Under the terms of the merger agreement, Sonic Financial’s subsidiary will promptly commence a tender offer to acquire all of the outstanding shares of the Company’s common stock at a price of $19.75 per share in cash. The closing of the tender offer will be subject to several conditions, including the tender by more than 50% of the outstanding shares of common stock of the Company not held by the Smith Group and certain other related parties and other customary conditions.

After completion of the tender offer, Sonic Financial will acquire all remaining shares of Company stock not held by Sonic Financial or its subsidiary at the same price of $19.75 per share through a statutory merger of Sonic Financial’s subsidiary and the Company in which the Company will be the surviving corporation and will become a wholly owned subsidiary of Sonic Financial. Under Delaware law, stockholders are not required to approve this statutory merger. The closing of the tender offer and merger transaction is expected to take place in the third quarter of 2019.
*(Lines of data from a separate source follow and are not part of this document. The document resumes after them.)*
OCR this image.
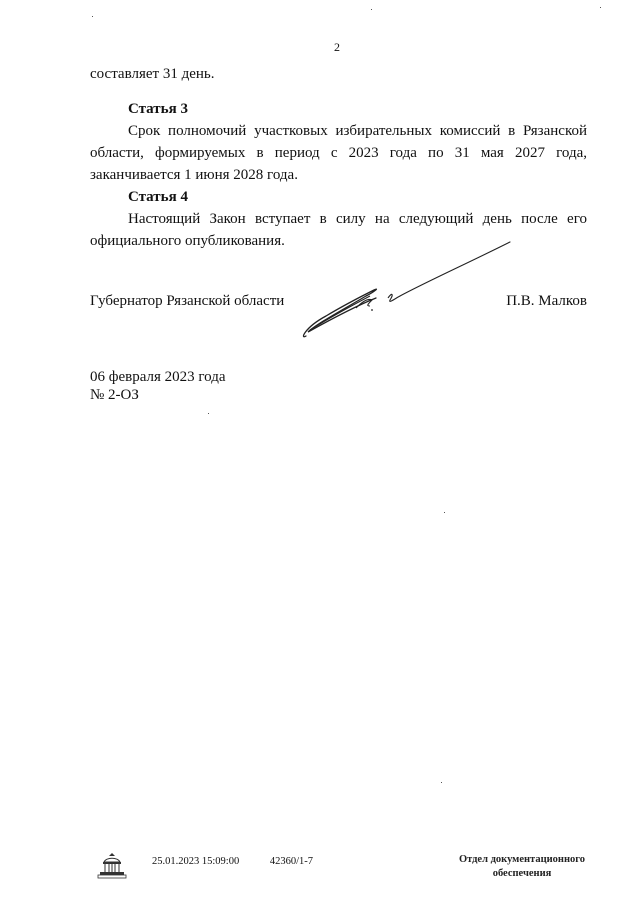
2
составляет 31 день.
Статья 3
Срок полномочий участковых избирательных комиссий в Рязанской
области, формируемых в период с 2023 года по 31 мая 2027 года,
заканчивается 1 июня 2028 года.
Статья 4
Настоящий Закон вступает в силу на следующий день после его
официального опубликования.
Губернатор Рязанской области	П.В. Малков
06 февраля 2023 года
№ 2-ОЗ
25.01.2023 15:09:00	42360/1-7	Отдел документационного
обеспечения
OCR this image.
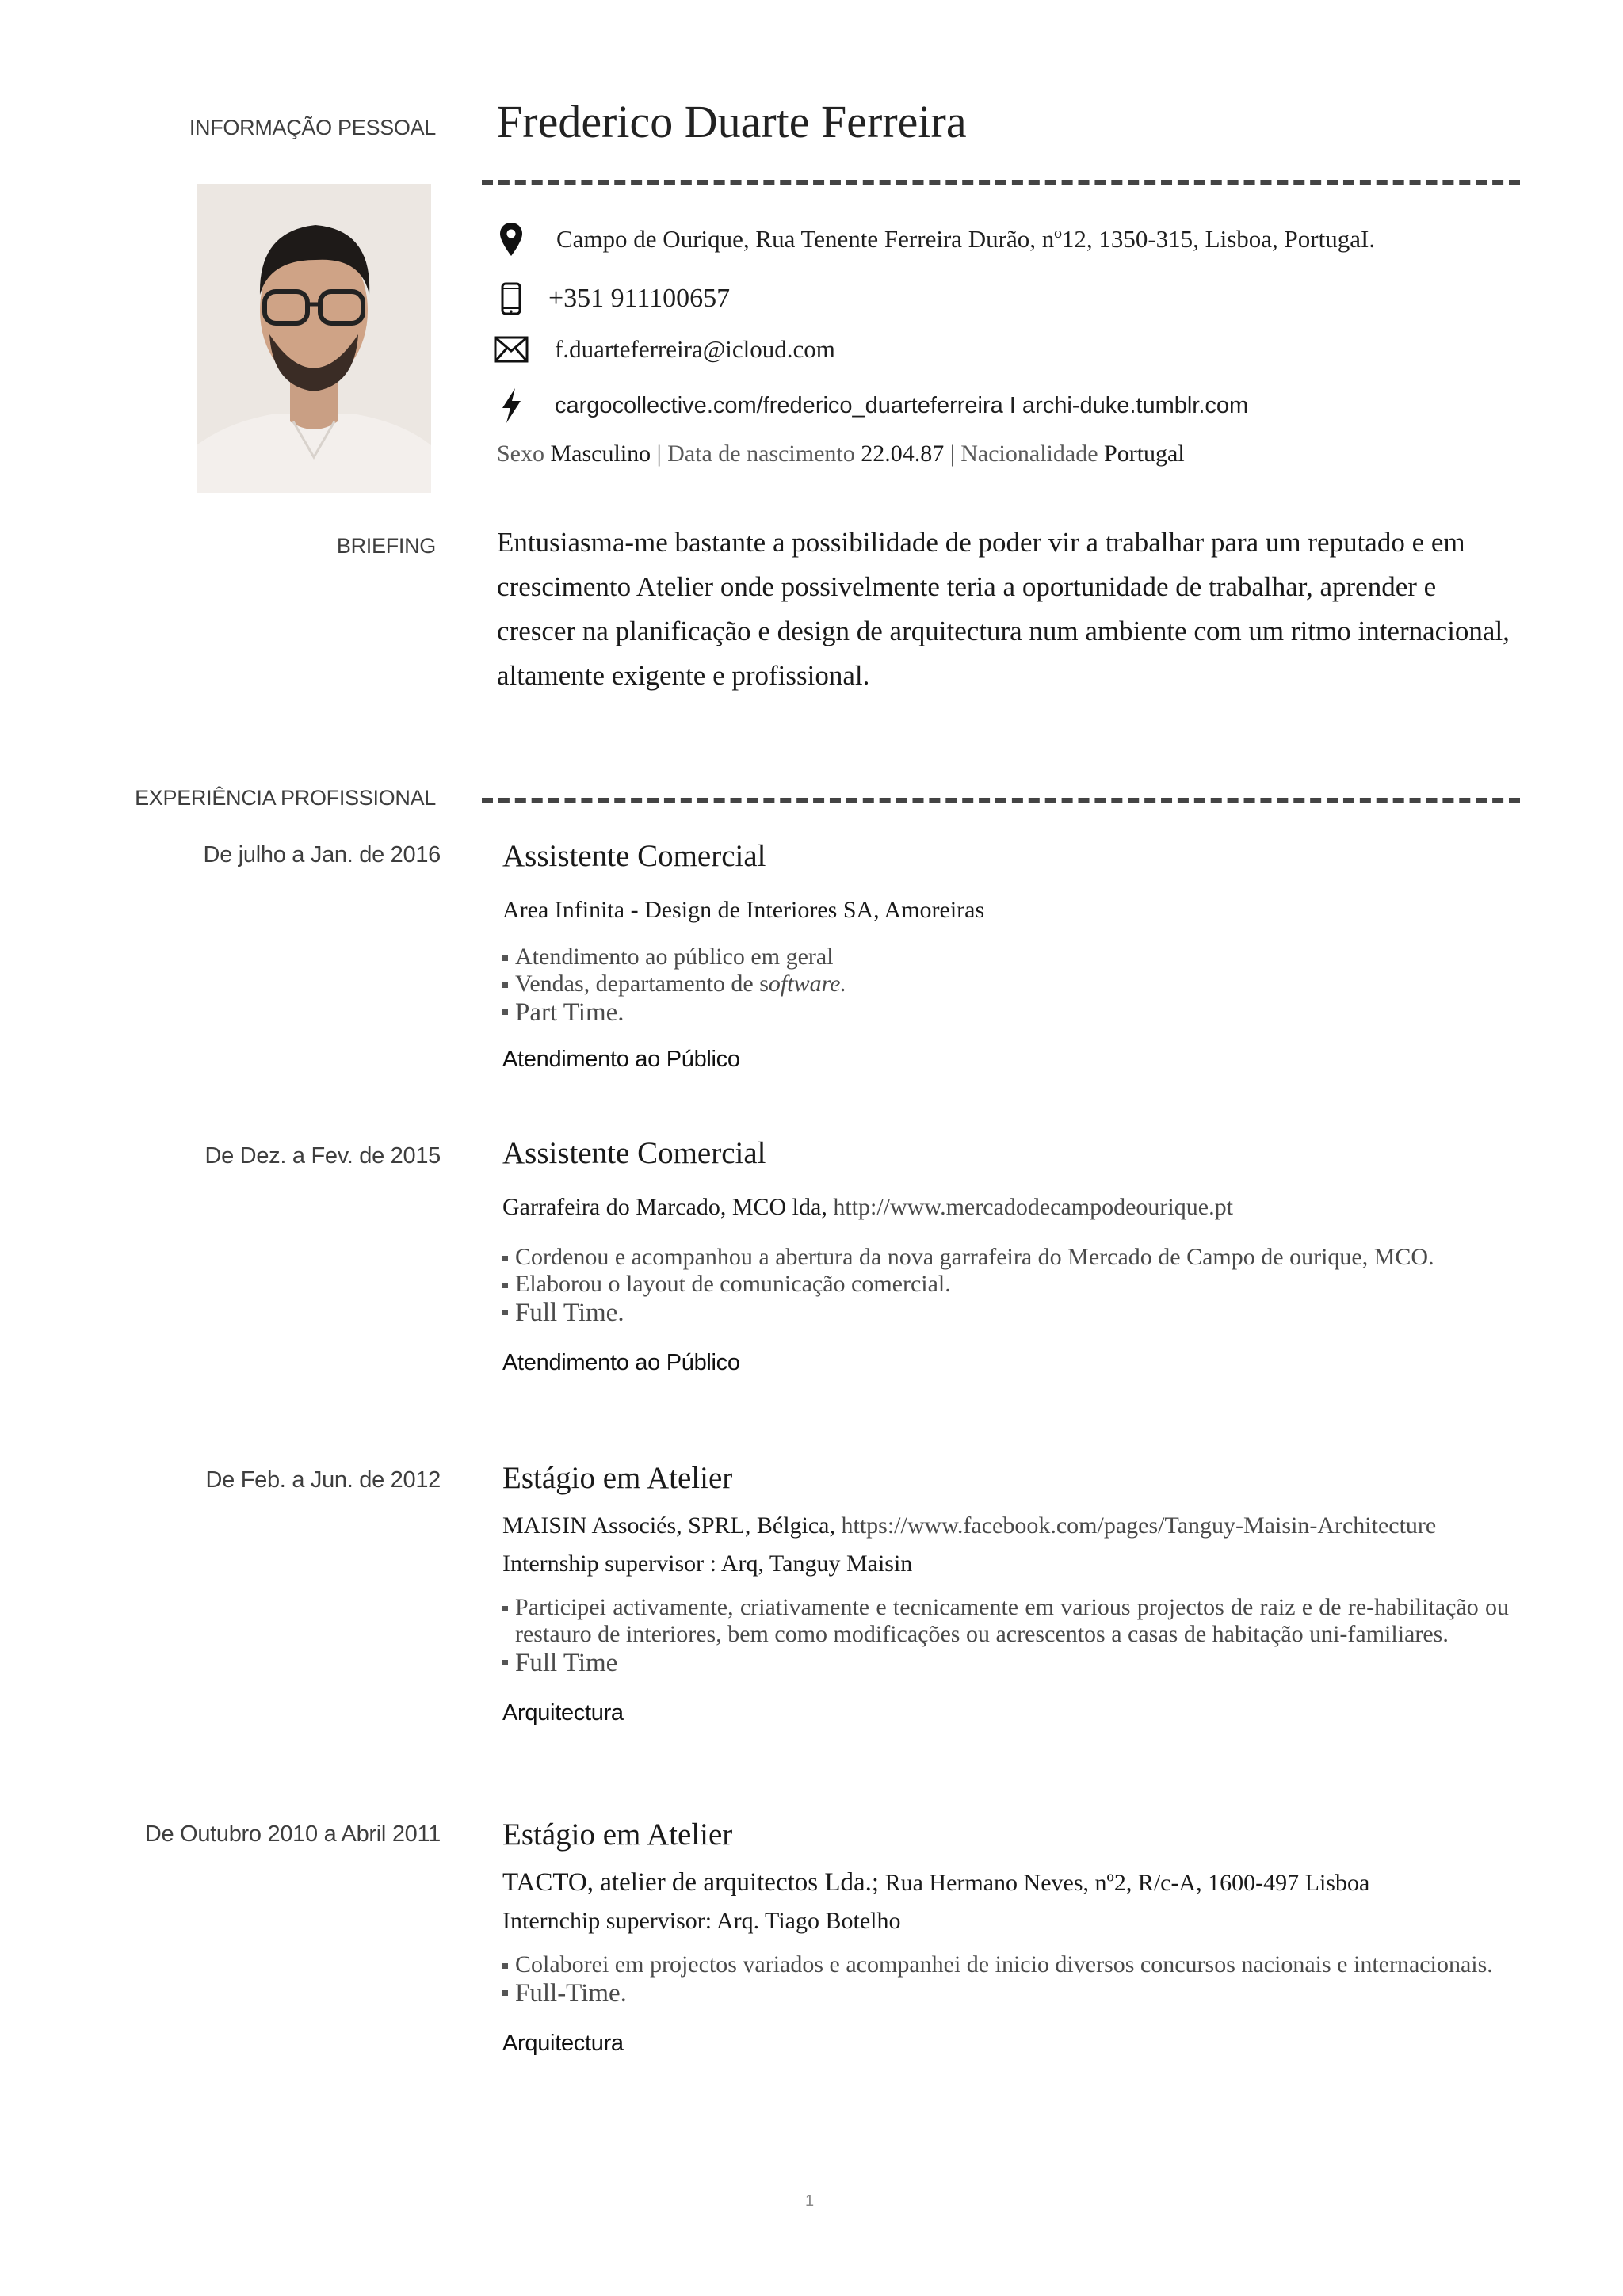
INFORMAÇÃO PESSOAL
BRIEFING
EXPERIÊNCIA PROFISSIONAL
Frederico Duarte Ferreira
Campo de Ourique, Rua Tenente Ferreira Durão, nº12, 1350-315, Lisboa, PortugaI.
+351 911100657
f.duarteferreira@icloud.com
cargocollective.com/frederico_duarteferreira I archi-duke.tumblr.com
Sexo Masculino | Data de nascimento 22.04.87 | Nacionalidade Portugal
Entusiasma-me bastante a possibilidade de poder vir a trabalhar para um reputado e em crescimento Atelier onde possivelmente teria a oportunidade de trabalhar, aprender e crescer na planificação e design de arquitectura num ambiente com um ritmo internacional, altamente exigente e profissional.
De julho a Jan. de 2016 Assistente Comercial
Area Infinita - Design de Interiores SA, Amoreiras
Atendimento ao público em geral
Vendas, departamento de software.
Part Time.
Atendimento ao Público
De Dez. a Fev. de 2015 Assistente Comercial
Garrafeira do Marcado, MCO lda, http://www.mercadodecampodeourique.pt
Cordenou e acompanhou a abertura da nova garrafeira do Mercado de Campo de ourique, MCO.
Elaborou o layout de comunicação comercial.
Full Time.
Atendimento ao Público
De Feb. a Jun. de 2012 Estágio em Atelier
MAISIN Associés, SPRL, Bélgica, https://www.facebook.com/pages/Tanguy-Maisin-Architecture
Internship supervisor : Arq, Tanguy Maisin
Participei activamente, criativamente e tecnicamente em various projectos de raiz e de re-habilitação ou restauro de interiores, bem como modificações ou acrescentos a casas de habitação uni-familiares.
Full Time
Arquitectura
De Outubro 2010 a Abril 2011 Estágio em Atelier
TACTO, atelier de arquitectos Lda.; Rua Hermano Neves, nº2, R/c-A, 1600-497 Lisboa
Internchip supervisor: Arq. Tiago Botelho
Colaborei em projectos variados e acompanhei de inicio diversos concursos nacionais e internacionais.
Full-Time.
Arquitectura
1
Morgan Stanley & Co. LLC is acting as financial advisor to the Special Committee and Simpson Thacher & Bartlett LLP is acting as legal counsel to the Special Committee. McGuireWoods LLP is acting as legal counsel to the Company. BofA Merrill Lynch is acting as financial adviser to Sonic Financial and Kirkland & Ellis LLP and Parker Poe Adams & Bernstein LLP are acting as legal counsel to Sonic Financial.